Rare color pictures from Russian Empire, 1905-1915

The Sergei Mikhailovich Prokudin-Gorsky Collection consists of color photographic surveys of the vast Russian Empire built between ca. 1905 and 1915. In those years, the photographer Prokudin-Gorsky (1863–1944) conducted a photographic survey of the Russian Empire with the support of Tsar Nicholas II.

He used a special camera to capture the three black and white images using red, green and blue filters fast enough, so that they could be recombined later and to show near true color images. Can be launched with filtered lanterns.

The high quality of the images, combined with the bright colours, make it hard for viewers to believe they are looking back over 100 years ago – when these photos were taken, neither the Russian Revolution nor the First World War had begun yet. was.

Around 1905, Prokudin-Gorsky devised and formulated a plan to use the emerging technological advances made in color photography to systematically document the Russian Empire.
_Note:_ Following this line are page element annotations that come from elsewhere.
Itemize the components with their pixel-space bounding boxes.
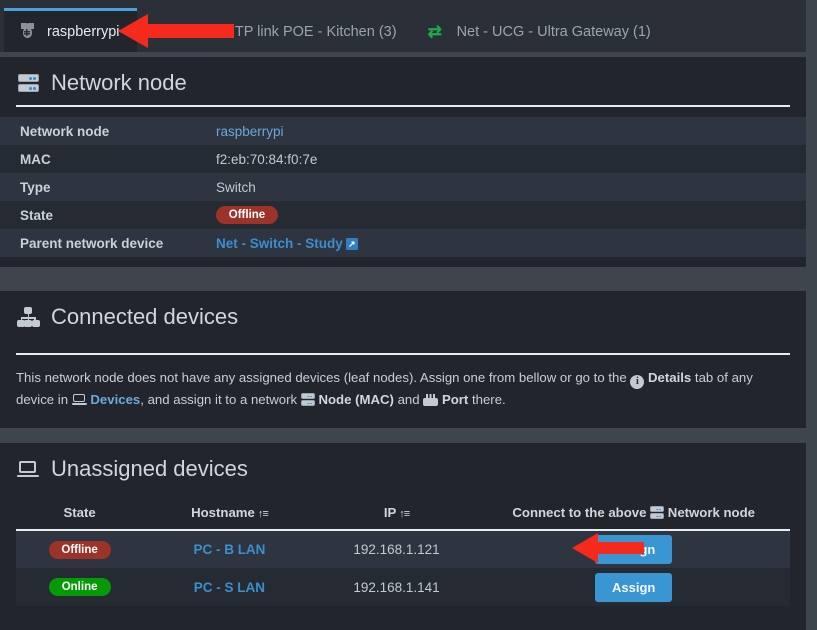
column-label: IP bbox=[383, 505, 397, 520]
assign-button[interactable]: Assign bbox=[595, 572, 673, 602]
table-row: Network node raspberrypi bbox=[0, 117, 806, 145]
network-node-panel: Network node Network node raspberrypi MA… bbox=[0, 57, 806, 267]
table-row: State Offline bbox=[0, 201, 806, 229]
server-rack-icon bbox=[300, 393, 315, 406]
info-text-part4: and bbox=[393, 392, 424, 407]
row-value: raspberrypi bbox=[196, 117, 806, 145]
column-header-hostname[interactable]: Hostname ↑≡ bbox=[143, 505, 316, 531]
laptop-icon bbox=[16, 458, 40, 480]
unassigned-devices-heading: Unassigned devices bbox=[0, 443, 806, 491]
cell-hostname: PC - B LAN bbox=[143, 530, 315, 568]
connect-prefix: Connect to the above bbox=[512, 505, 647, 520]
network-shuffle-icon: ⇄ bbox=[427, 21, 442, 41]
external-link-icon: ↗ bbox=[345, 237, 358, 250]
tab-switch-tp-link-poe-kitchen[interactable]: Switch - TP link POE - Kitchen (3) bbox=[137, 8, 414, 52]
unassigned-devices-panel: Unassigned devices State Hostname ↑≡ IP ↑≡… bbox=[0, 443, 806, 630]
devices-link[interactable]: Devices bbox=[90, 392, 141, 407]
cell-action: Assign bbox=[477, 530, 790, 568]
table-header-row: State Hostname ↑≡ IP ↑≡ Connect to the abo… bbox=[16, 505, 790, 531]
info-text-part1: This network node does not have any assi… bbox=[16, 370, 631, 385]
server-rack-icon bbox=[650, 506, 665, 519]
row-value: Offline bbox=[196, 201, 806, 229]
cell-state: Offline bbox=[16, 530, 143, 568]
divider bbox=[16, 105, 790, 107]
column-header-connect: Connect to the above Network node bbox=[477, 505, 790, 531]
row-key: Parent network device bbox=[20, 235, 164, 251]
unassigned-devices-table: State Hostname ↑≡ IP ↑≡ Connect to the abo… bbox=[16, 505, 790, 606]
cell-ip: 192.168.1.141 bbox=[353, 579, 440, 595]
panel-title: Network node bbox=[51, 70, 187, 95]
panel-title: Unassigned devices bbox=[51, 456, 248, 481]
device-tab-bar: raspberrypi Switch - TP link POE - Kitch… bbox=[0, 0, 806, 52]
details-tab-label: Details bbox=[648, 370, 692, 385]
switch-icon bbox=[151, 23, 169, 41]
row-key: MAC bbox=[20, 151, 51, 167]
table-row: MAC f2:eb:70:84:f0:7e bbox=[0, 145, 806, 173]
hostname-link[interactable]: PC - B LAN bbox=[193, 542, 266, 557]
row-value: Net - Switch - Study ↗ bbox=[196, 229, 806, 257]
table-row: Offline PC - B LAN 192.168.1.121 Assign bbox=[16, 530, 790, 568]
assign-button[interactable]: Assign bbox=[595, 535, 673, 564]
sort-icon[interactable]: ↑≡ bbox=[257, 508, 269, 520]
row-key: Network node bbox=[20, 123, 110, 139]
column-header-state: State bbox=[16, 505, 144, 531]
connect-suffix: Network node bbox=[667, 505, 755, 520]
column-header-ip[interactable]: IP ↑≡ bbox=[315, 505, 478, 531]
tab-raspberrypi[interactable]: raspberrypi bbox=[4, 8, 137, 52]
row-key: State bbox=[20, 207, 54, 223]
tab-label: Net - UCG - Ultra Gateway (1) bbox=[456, 23, 651, 40]
parent-network-device-link[interactable]: Net - Switch - Study ↗ bbox=[216, 236, 358, 251]
raspberry-pi-icon bbox=[18, 23, 36, 41]
no-assigned-devices-message: This network node does not have any assi… bbox=[16, 353, 790, 410]
row-value: f2:eb:70:84:f0:7e bbox=[216, 151, 318, 167]
cell-action: Assign bbox=[477, 568, 790, 606]
row-value: Switch bbox=[216, 179, 256, 195]
network-node-heading: Network node bbox=[0, 57, 806, 105]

Through such an ambitious project, his ultimate goal was to educate Russia's school children with their "optical color projections" of the empire's vast and varied history, culture, and modernization.

Equipped with a specially equipped railroad-car darkroom granted by Tsar Nicholas II and in possession of two permits, which gave him access to restricted areas and cooperation from the Empire's bureaucracy, Prokudin-Gorsky served in the Russian Federation from around 1909 to 1915. Documented the empire. He did many illustrated operations. lectures of his work.

His photographs offer a vivid portrait of a lost world - the Russian Empire on the eve of World War I and the impending Russian Revolution. His subjects ranged from the daily life and work of Russia's diverse population, from the medieval churches and monasteries of Old Russia to the railroads and factories of an emerging industrial power.

From Prokudin-Gorsky's personal list it is estimated that before leaving Russia, he had about 3500 negatives. Upon leaving the country and exporting all of its photographic material, nearly half of the photographs were confiscated by Russian authorities, including material that was strategically sensitive to wartime Russia.

As Prokudin-Gorsky notes, the photos left behind were not of interest to the general public. Some of Prokudin-Gorsky's negatives were dispelled, and some were hidden upon his departure. None have yet been found, outside the Library of Congress collection.

After Prokudin-Gorsky's death, the Tsar and his family were long executed during the Russian Revolution, and once communist rule was established over the Russian Empire.

The remaining boxes of photo albums and fragile glass plates on which the negatives were recorded were eventually stored in the basement of a Paris apartment building, and the family was concerned about their damage.

The United States Library of Congress purchased materials from Prokudin-Gorsky's heirs in 1948 for $3500-$5000 at the initiative of a researcher to inquire about their whereabouts. The library counted 1,902 negatives and 710 album prints without corresponding negatives in the collection.

Tri-color theory: The method of color photography used by Prokudin-Gorsky was first suggested by James Clerk Maxwell in 1855 and demonstrated in 1861, but good results were not possible with the photographic materials available at the time.

The way a normal human eye perceives color, the visible spectrum of colors was split into three channels of information by capturing it as three black-and-white photographs, one taken through a red filter, one through green. filter, and through a blue filter.

The resulting three photographs can either be projected through filters of the same color and superimposed exactly on a screen, essentially synthesizing the original range of color.